— А что с ней? Жива? — спрашиваю, чувствуя, как сердце сжимается от этой страшной мысли.
— Живой. Ранен сильно. Нога ранен.
Сажусь к стенке, забранной кольями, чтобы не осыпалась земля, с тревогой оглядываю Галямова.
Левый рукав его шинели отрезан, виден резиновый жгут, стягивающий руку. У предплечья культя замотана окровавленными бинтами, с них свисают красные сосульки: кровь успела замерзнуть на морозе.
Лицо Галямыча серое, глаза спрятались под крупные дуги бровей, белые губы плотно сжаты.
Когда немножко привыкаю к полумраку, замечаю, что посреди просторного дзота стоит стол для пулеметов. Стрелять можно через любую из двух чем-то закрытых сейчас амбразур. Под столом лежат два убитых немца. Левее их, в углу что-то накрытое нашей русской плащ-палаткой.
— Чапига это, — уловив мой взгляд, говорит Галямов.
— Чапига?!
— Он. Я ходил рука искать и его нашел. Санитар просил, он сюда Степана принес.
Галямыч, Галямыч, золотой ты мой человек! Ни живого, ни мертвого товарища ты не оставишь одного. Ни за что не оставишь.
Не двигаясь с места, он тянет на себя плащ-палатку, и я вижу нашего маленького, тихонького Чапигу.
Его реденькие рыжие усы в крови, открытые, словно оловянные глаза удивленно смотрят в потолок вражеского дзота. В них, кажется, так и застыл немой вопрос к богу, в которого истово верил Степан: «За что же меня, за что? Ведь я ничего не сделал плохого, люди».
— Серега, — тихо говорит Галямыч. — Пожалуйста, похорони моя рука. Вон там. В угол. Земля здесь мягкий. Хороший рука был…
Я перестаю что-либо соображать. Машинально встаю, накрываю Степана плащ-палаткой и начинаю копать ямку для Галямовой руки.
Ямка готова, но как мне взять эту руку? Я боюсь ее.
Мной овладело какое-то неприятное, жутковатое чувство. Рука Галямова, убитый Чапига, тяжело раненная Полина, немец в траншее. Не много ли так сразу?
Галямов, наверное, догадывается о том, что творится в моей душе. Опираясь здоровой рукой на пулемет, он медленно поднимается, подходит ко мне.
— Готов могила?
— Готова.
— Я положу туда рука, а ты зарой.
Галямыч с трудом нагибается, берет фиолетово-серую окровавленную кисть и осторожно кладет ее в ямку.

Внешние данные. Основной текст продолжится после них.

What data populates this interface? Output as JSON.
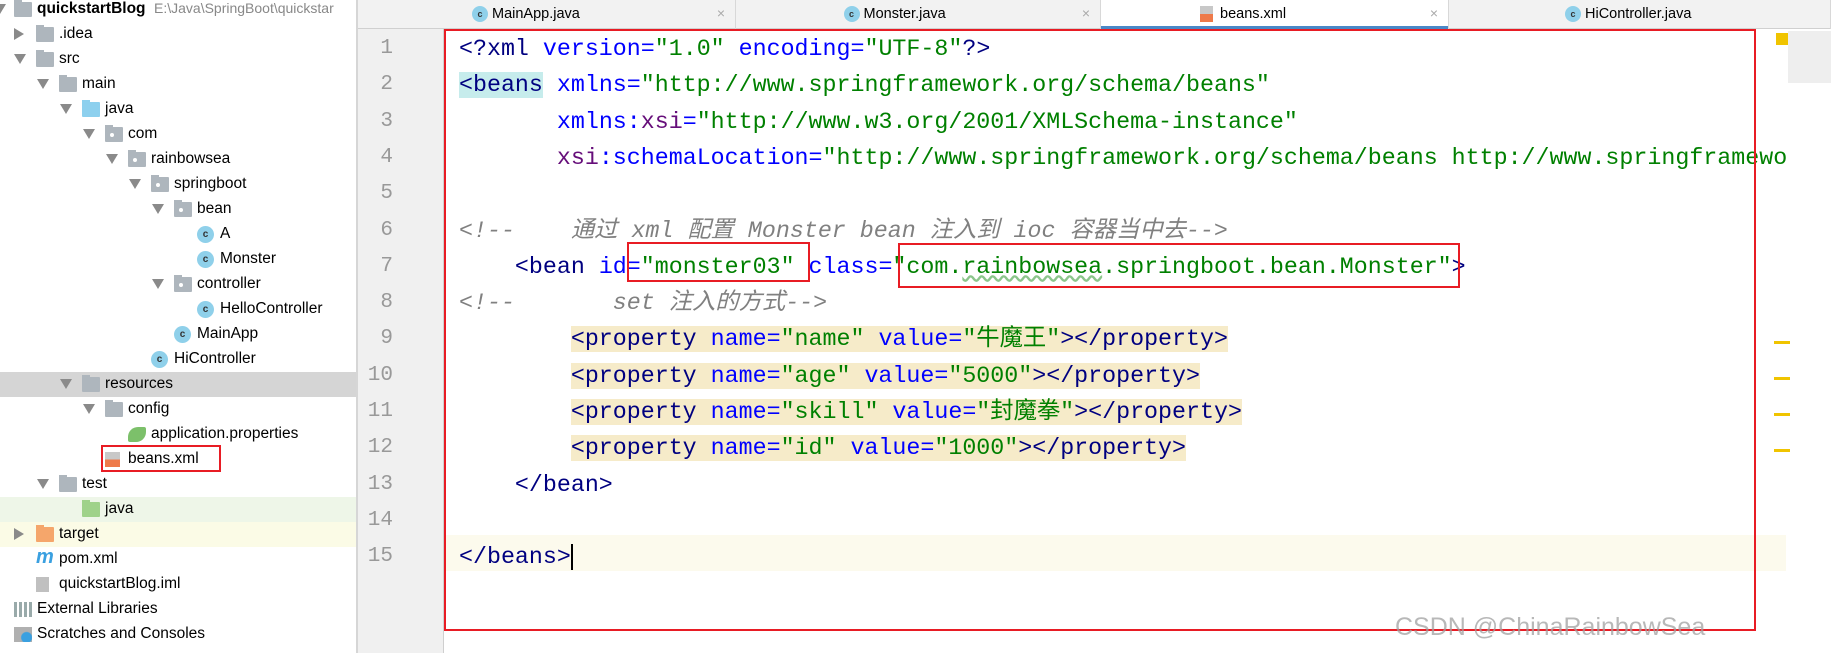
{
  "project_tree": [
    {
      "label": "quickstartBlog",
      "path": "E:\\Java\\SpringBoot\\quickstar",
      "level": 0,
      "state": "expanded",
      "icon": "module-folder-icon",
      "bold": true
    },
    {
      "label": ".idea",
      "level": 1,
      "state": "collapsed",
      "icon": "folder-icon"
    },
    {
      "label": "src",
      "level": 1,
      "state": "expanded",
      "icon": "folder-icon"
    },
    {
      "label": "main",
      "level": 2,
      "state": "expanded",
      "icon": "folder-icon"
    },
    {
      "label": "java",
      "level": 3,
      "state": "expanded",
      "icon": "source-folder-icon"
    },
    {
      "label": "com",
      "level": 4,
      "state": "expanded",
      "icon": "package-icon"
    },
    {
      "label": "rainbowsea",
      "level": 5,
      "state": "expanded",
      "icon": "package-icon"
    },
    {
      "label": "springboot",
      "level": 6,
      "state": "expanded",
      "icon": "package-icon"
    },
    {
      "label": "bean",
      "level": 7,
      "state": "expanded",
      "icon": "package-icon"
    },
    {
      "label": "A",
      "level": 8,
      "icon": "class-icon"
    },
    {
      "label": "Monster",
      "level": 8,
      "icon": "class-icon"
    },
    {
      "label": "controller",
      "level": 7,
      "state": "expanded",
      "icon": "package-icon"
    },
    {
      "label": "HelloController",
      "level": 8,
      "icon": "class-icon"
    },
    {
      "label": "MainApp",
      "level": 7,
      "icon": "spring-boot-class-icon"
    },
    {
      "label": "HiController",
      "level": 6,
      "icon": "class-icon"
    },
    {
      "label": "resources",
      "level": 3,
      "state": "expanded",
      "icon": "resources-folder-icon",
      "selected": true
    },
    {
      "label": "config",
      "level": 4,
      "state": "expanded",
      "icon": "folder-icon"
    },
    {
      "label": "application.properties",
      "level": 5,
      "icon": "spring-properties-icon"
    },
    {
      "label": "beans.xml",
      "level": 4,
      "icon": "spring-xml-icon"
    },
    {
      "label": "test",
      "level": 2,
      "state": "expanded",
      "icon": "folder-icon"
    },
    {
      "label": "java",
      "level": 3,
      "icon": "test-folder-icon",
      "tint": "#eef6e8"
    },
    {
      "label": "target",
      "level": 1,
      "state": "collapsed",
      "icon": "excluded-folder-icon",
      "tint": "#fbfbe6"
    },
    {
      "label": "pom.xml",
      "level": 1,
      "icon": "maven-icon"
    },
    {
      "label": "quickstartBlog.iml",
      "level": 1,
      "icon": "iml-file-icon"
    },
    {
      "label": "External Libraries",
      "level": 0,
      "icon": "libraries-icon"
    },
    {
      "label": "Scratches and Consoles",
      "level": 0,
      "icon": "scratches-icon"
    }
  ],
  "tabs": [
    {
      "label": "MainApp.java",
      "icon": "spring-boot-class-icon"
    },
    {
      "label": "Monster.java",
      "icon": "class-icon"
    },
    {
      "label": "beans.xml",
      "icon": "spring-xml-icon",
      "active": true
    },
    {
      "label": "HiController.java",
      "icon": "class-icon"
    }
  ],
  "code": [
    {
      "n": "1",
      "tokens": [
        [
          "p",
          "<?"
        ],
        [
          "tn",
          "xml "
        ],
        [
          "an",
          "version"
        ],
        [
          "an",
          "="
        ],
        [
          "av",
          "\"1.0\" "
        ],
        [
          "an",
          "encoding"
        ],
        [
          "an",
          "="
        ],
        [
          "av",
          "\"UTF-8\""
        ],
        [
          "p",
          "?>"
        ]
      ]
    },
    {
      "n": "2",
      "tokens": [
        [
          "bh",
          "<beans"
        ],
        [
          "tx",
          " "
        ],
        [
          "an",
          "xmlns"
        ],
        [
          "an",
          "="
        ],
        [
          "av",
          "\"http://www.springframework.org/schema/beans\""
        ]
      ]
    },
    {
      "n": "3",
      "tokens": [
        [
          "tx",
          "       "
        ],
        [
          "an",
          "xmlns:"
        ],
        [
          "ns",
          "xsi"
        ],
        [
          "an",
          "="
        ],
        [
          "av",
          "\"http://www.w3.org/2001/XMLSchema-instance\""
        ]
      ]
    },
    {
      "n": "4",
      "tokens": [
        [
          "tx",
          "       "
        ],
        [
          "ns",
          "xsi"
        ],
        [
          "an",
          ":schemaLocation"
        ],
        [
          "an",
          "="
        ],
        [
          "av",
          "\"http://www.springframework.org/schema/beans http://www.springframewo"
        ]
      ]
    },
    {
      "n": "5",
      "tokens": []
    },
    {
      "n": "6",
      "tokens": [
        [
          "cm",
          "<!--    通过 xml 配置 Monster bean 注入到 ioc 容器当中去-->"
        ]
      ]
    },
    {
      "n": "7",
      "tokens": [
        [
          "tx",
          "    "
        ],
        [
          "tn",
          "<bean "
        ],
        [
          "an",
          "id"
        ],
        [
          "an",
          "="
        ],
        [
          "av",
          "\"monster03\" "
        ],
        [
          "an",
          "class"
        ],
        [
          "an",
          "="
        ],
        [
          "av",
          "\"com."
        ],
        [
          "sq",
          "rainbowsea"
        ],
        [
          "av",
          ".springboot.bean.Monster\""
        ],
        [
          "tn",
          ">"
        ]
      ]
    },
    {
      "n": "8",
      "tokens": [
        [
          "cm",
          "<!--       set 注入的方式-->"
        ]
      ]
    },
    {
      "n": "9",
      "hl": true,
      "tokens": [
        [
          "tn",
          "<property "
        ],
        [
          "an",
          "name"
        ],
        [
          "an",
          "="
        ],
        [
          "av",
          "\"name\" "
        ],
        [
          "an",
          "value"
        ],
        [
          "an",
          "="
        ],
        [
          "av",
          "\"牛魔王\""
        ],
        [
          "tn",
          "></property>"
        ]
      ]
    },
    {
      "n": "10",
      "hl": true,
      "tokens": [
        [
          "tn",
          "<property "
        ],
        [
          "an",
          "name"
        ],
        [
          "an",
          "="
        ],
        [
          "av",
          "\"age\" "
        ],
        [
          "an",
          "value"
        ],
        [
          "an",
          "="
        ],
        [
          "av",
          "\"5000\""
        ],
        [
          "tn",
          "></property>"
        ]
      ]
    },
    {
      "n": "11",
      "hl": true,
      "tokens": [
        [
          "tn",
          "<property "
        ],
        [
          "an",
          "name"
        ],
        [
          "an",
          "="
        ],
        [
          "av",
          "\"skill\" "
        ],
        [
          "an",
          "value"
        ],
        [
          "an",
          "="
        ],
        [
          "av",
          "\"封魔拳\""
        ],
        [
          "tn",
          "></property>"
        ]
      ]
    },
    {
      "n": "12",
      "hl": true,
      "tokens": [
        [
          "tn",
          "<property "
        ],
        [
          "an",
          "name"
        ],
        [
          "an",
          "="
        ],
        [
          "av",
          "\"id\" "
        ],
        [
          "an",
          "value"
        ],
        [
          "an",
          "="
        ],
        [
          "av",
          "\"1000\""
        ],
        [
          "tn",
          "></property>"
        ]
      ]
    },
    {
      "n": "13",
      "tokens": [
        [
          "tx",
          "    "
        ],
        [
          "tn",
          "</bean>"
        ]
      ]
    },
    {
      "n": "14",
      "tokens": []
    },
    {
      "n": "15",
      "current": true,
      "tokens": [
        [
          "tn",
          "</beans>"
        ]
      ]
    }
  ],
  "watermark": "CSDN @ChinaRainbowSea",
  "colors": {
    "highlight_box": "#e81c24",
    "active_tab_underline": "#4a88c7",
    "property_highlight": "#f6ebc9",
    "warning_marker": "#f0c400"
  }
}
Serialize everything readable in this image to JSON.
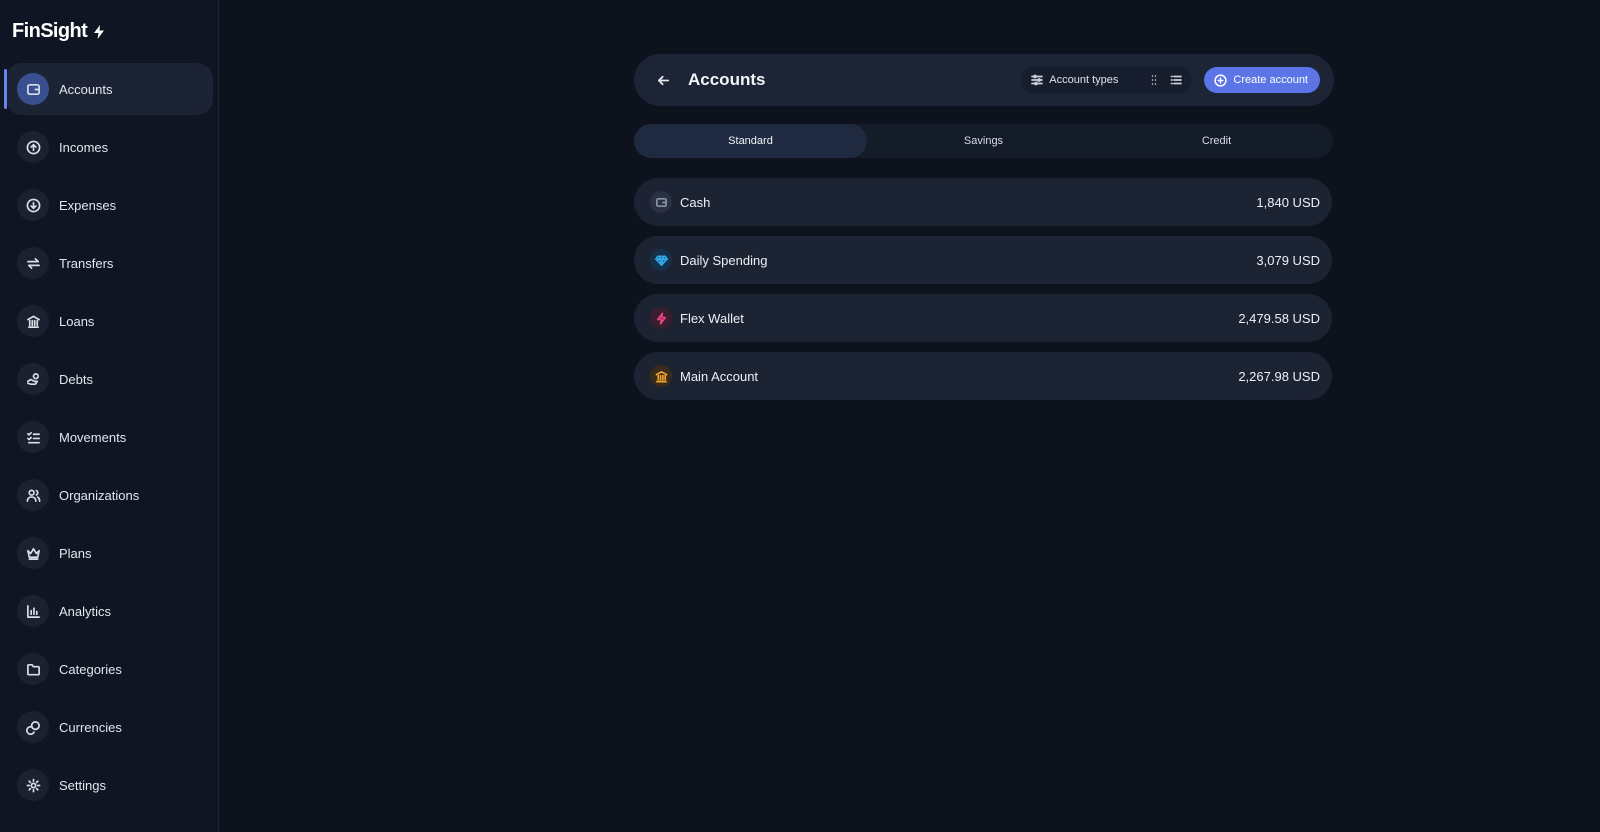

— Зарывай, Серега. — Галямов зажмуривает глаза, и на его ресницах появляются две крохотные, словно с силой выдавленные слезинки. Только две.
Мы молчим. Потом все так же молча опускаемся на свои места у стенки. «Почему не везут патроны? — внезапно возникает мысль. — Почему. Я здесь уже минут десять, а патронов все нет».
— Хотел Чапига хоронить, — тихо говорит Галямов, — но одна рука плохо могила копать.